Monkeys cheekily playing about the front lawn, elephants cooling off in a swamp which in the scorching afternoon heat looked every bit like a mirage, a circular outdoor swimming pool overlooking the vast landscape, good food coupled with beautiful simply outfitted rooms and tents, we spent three wonderful days at Ngiri House. Even the fact that I accidentally stepped in buffalo dung out in the parking lot was somewhat exciting, for if you live in the city, it is not everyday that one steps in buffalo dung!
With 62,000 acres of unspoilt sheer natural beauty begging to be explored, we set off across the savannah's gentle rolling hills for an evening game drive. First up was a herd of Sitatunga antelopes who gazed at us curiously for all of two seconds before getting back to whatever it is antelopes discuss in the plains. Probably, like us, wondering if it would rain later that night. We then encountered a herd of Grevy's Zebra, the largest and most threatened of the three Zebra species. Lewa is home to about 330, making up an impressive 12 per cent of the world's total population! Did you know that much like the human fingerprint, the stripe of every Zebra is unique? These stripes also serve to confuse predators via two visual illusions: the wagon wheel effect (where the perceived motion is inverted) and the barber pole illusion (where the perceived motion is in a wrong direction). Such fascinating creatures! One in particular stood out at the conservancy, turning its head to one side as if trying to find its light like a seasoned supermodel as we clicked away. Talk about being in the running for Lewa Wildlife's Next Top Model!
Off road driving is allowed and the driver got us so close to this rhino and her baby that I felt as though if Ieaned out of the truck far enough I might be able to touch its rough mud-swathed skin which, caught in the orange embers of a fading sunset, was bathed in the most attractive shade of gold. So near, yet so far. According to accounts by Wanjiku Kinuthia, a communications officer at Lewa, the conservancy, which was initially a cattle ranch, actually started off as a sanctuary to protect the last of Kenya's black rhinos in 1983 and has since evolved into an impressive catalyst and model for conservation.
As we continued driving up towards our designated spot for sundowners, the perfect vantage spot from which to take in the beauty of Lewa, the driver came to a stop. There, camouflaged in the tall grass, were two cheetahs, brothers Wallace and Gromit, named after a certain British animated comedy series. Compared to others in the big cat kingdom, cheetahs have poor night vision and therefore typically hunt at sunrise and sunset when there is low light. Witnessing their sharp focus and alertness firsthand was impressive- the brothers kept stalking the prey they had seemingly spotted miles away, despite the dead giveaway of our headlights which signalled the presence of intruders. Cheetahs may be the fastest land animals but they are not capable of prolonged chases and so we drove off to give them a better chance of getting as close as possible to their dinner that night under the glow of the full moon.

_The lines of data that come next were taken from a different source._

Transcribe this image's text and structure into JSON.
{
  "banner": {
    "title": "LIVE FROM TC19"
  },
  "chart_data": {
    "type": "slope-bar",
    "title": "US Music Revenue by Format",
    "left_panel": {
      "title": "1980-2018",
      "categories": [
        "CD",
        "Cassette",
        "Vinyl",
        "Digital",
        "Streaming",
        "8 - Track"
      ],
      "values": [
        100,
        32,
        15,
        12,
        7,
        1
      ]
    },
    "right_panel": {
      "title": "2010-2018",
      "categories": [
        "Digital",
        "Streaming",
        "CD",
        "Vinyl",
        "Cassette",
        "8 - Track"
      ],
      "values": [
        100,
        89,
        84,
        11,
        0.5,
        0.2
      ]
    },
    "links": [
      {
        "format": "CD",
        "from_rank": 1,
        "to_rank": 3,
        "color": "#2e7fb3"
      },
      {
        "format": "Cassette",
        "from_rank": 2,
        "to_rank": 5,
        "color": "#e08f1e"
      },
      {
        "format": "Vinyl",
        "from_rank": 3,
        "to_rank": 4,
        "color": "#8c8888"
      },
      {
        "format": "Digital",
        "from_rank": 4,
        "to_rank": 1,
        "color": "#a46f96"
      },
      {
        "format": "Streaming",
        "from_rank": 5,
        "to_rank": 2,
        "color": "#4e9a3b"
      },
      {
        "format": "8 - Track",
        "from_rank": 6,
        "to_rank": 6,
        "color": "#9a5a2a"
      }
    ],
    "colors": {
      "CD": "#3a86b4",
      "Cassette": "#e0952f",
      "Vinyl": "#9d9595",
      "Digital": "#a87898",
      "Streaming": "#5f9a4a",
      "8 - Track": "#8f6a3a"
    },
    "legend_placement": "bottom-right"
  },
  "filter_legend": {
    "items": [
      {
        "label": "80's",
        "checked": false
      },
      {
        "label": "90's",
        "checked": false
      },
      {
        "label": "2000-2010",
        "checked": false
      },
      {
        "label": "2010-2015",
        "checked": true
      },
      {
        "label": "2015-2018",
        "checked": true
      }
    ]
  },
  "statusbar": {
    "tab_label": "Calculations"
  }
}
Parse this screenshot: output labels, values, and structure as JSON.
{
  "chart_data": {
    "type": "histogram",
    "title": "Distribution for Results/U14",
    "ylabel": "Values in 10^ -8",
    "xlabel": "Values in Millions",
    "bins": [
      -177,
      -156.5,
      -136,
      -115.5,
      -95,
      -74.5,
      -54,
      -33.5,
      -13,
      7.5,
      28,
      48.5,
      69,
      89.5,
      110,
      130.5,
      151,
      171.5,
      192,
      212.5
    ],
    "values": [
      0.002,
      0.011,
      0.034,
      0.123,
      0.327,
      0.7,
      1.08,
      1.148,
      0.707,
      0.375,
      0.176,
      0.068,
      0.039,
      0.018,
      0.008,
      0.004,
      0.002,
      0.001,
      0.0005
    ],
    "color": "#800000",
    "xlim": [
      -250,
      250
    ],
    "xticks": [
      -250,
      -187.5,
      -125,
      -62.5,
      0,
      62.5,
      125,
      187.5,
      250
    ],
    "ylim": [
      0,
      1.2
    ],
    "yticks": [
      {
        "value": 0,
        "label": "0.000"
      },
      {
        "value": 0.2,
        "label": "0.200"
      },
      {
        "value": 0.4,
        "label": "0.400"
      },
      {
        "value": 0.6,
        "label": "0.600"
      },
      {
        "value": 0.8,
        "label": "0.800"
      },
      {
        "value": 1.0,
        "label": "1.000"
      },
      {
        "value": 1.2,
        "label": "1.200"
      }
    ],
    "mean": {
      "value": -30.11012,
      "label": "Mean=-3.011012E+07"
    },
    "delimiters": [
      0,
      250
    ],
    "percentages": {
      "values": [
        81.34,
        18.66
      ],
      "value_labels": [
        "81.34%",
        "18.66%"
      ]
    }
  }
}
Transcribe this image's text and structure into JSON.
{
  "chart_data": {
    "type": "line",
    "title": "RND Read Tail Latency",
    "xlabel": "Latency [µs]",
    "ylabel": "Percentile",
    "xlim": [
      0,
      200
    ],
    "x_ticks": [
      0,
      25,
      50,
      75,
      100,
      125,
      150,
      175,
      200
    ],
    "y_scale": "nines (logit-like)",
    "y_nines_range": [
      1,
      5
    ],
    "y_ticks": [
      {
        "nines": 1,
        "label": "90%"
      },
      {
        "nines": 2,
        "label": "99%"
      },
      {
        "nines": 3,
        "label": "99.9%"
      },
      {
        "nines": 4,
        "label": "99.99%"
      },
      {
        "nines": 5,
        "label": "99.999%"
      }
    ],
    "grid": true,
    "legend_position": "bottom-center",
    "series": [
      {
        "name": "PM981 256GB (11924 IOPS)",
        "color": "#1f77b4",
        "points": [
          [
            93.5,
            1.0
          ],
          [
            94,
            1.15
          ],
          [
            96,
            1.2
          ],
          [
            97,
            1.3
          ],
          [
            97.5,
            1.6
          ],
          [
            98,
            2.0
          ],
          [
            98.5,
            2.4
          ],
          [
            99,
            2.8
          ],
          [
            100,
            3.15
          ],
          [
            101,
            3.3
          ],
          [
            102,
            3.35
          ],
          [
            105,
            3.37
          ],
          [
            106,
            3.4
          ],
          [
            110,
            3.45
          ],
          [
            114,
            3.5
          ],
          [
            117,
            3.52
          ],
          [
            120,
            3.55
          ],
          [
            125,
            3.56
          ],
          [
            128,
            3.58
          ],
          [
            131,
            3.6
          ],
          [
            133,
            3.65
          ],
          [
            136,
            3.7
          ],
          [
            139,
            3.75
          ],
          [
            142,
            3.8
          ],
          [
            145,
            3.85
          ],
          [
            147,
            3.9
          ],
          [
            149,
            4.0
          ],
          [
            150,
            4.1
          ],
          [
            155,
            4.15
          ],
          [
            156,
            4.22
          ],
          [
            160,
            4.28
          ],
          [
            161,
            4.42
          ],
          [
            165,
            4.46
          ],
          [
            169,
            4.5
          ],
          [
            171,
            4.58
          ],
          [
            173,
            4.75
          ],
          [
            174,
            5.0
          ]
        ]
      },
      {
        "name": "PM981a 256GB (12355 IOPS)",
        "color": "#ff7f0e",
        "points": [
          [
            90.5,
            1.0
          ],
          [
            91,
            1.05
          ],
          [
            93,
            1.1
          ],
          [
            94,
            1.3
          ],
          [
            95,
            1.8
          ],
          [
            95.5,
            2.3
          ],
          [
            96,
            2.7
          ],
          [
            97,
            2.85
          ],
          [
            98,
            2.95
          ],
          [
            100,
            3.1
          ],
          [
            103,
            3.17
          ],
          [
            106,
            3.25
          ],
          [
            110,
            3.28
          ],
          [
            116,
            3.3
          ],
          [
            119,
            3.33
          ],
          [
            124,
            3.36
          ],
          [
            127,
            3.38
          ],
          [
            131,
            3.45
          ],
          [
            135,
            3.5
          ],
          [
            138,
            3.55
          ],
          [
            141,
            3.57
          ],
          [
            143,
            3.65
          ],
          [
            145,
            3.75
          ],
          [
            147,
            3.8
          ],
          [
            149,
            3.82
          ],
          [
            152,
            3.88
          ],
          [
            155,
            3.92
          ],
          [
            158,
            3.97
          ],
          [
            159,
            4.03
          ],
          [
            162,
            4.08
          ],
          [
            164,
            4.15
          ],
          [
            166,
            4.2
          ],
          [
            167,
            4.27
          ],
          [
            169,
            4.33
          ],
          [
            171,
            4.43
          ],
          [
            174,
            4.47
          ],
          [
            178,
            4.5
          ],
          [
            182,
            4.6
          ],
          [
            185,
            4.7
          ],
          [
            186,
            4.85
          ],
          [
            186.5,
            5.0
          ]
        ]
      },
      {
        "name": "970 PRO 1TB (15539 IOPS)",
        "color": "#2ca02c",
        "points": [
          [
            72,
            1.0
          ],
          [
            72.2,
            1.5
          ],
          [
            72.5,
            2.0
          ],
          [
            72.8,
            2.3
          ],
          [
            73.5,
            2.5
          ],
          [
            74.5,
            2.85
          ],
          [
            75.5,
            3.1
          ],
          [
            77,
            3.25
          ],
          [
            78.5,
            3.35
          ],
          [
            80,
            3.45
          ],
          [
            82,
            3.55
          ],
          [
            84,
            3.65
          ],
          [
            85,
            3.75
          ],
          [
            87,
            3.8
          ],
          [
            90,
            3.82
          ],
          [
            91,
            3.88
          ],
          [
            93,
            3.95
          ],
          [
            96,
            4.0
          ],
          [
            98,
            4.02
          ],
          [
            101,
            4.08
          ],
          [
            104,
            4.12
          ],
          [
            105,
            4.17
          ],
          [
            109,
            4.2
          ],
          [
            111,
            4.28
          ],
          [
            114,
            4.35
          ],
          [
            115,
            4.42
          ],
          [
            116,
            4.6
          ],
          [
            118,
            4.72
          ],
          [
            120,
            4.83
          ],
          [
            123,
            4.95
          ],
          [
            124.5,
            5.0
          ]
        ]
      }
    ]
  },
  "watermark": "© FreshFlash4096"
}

NORTHERN RANGELANDS TRUST (NRT)
Lewa Down's model been so successful that they have been approached to manage surrounding conservancies and community land. With their resources stretched, another entity was formed, NRT, which now manages conservancies all over Northern Kenya. As the biggest beneficiaries of Safaricom Marathon, they also support water projects, schools, clinics, microcredit programmes, community projects and much more, all while looking out for wildlife and protecting them from poachers.
One of the "must do" marathons in the world, the 18th annual Safaricom Marathon in Lewa Conservancy will take place on 24th June 2017. With rough terrain, heat and altitude to contend with, participants will get to share the course with elephants, rhinos, giraffes, antelopes and more. This is one of the only marathons in the world to take place in a conservancy and UNESCO World Heritage Site.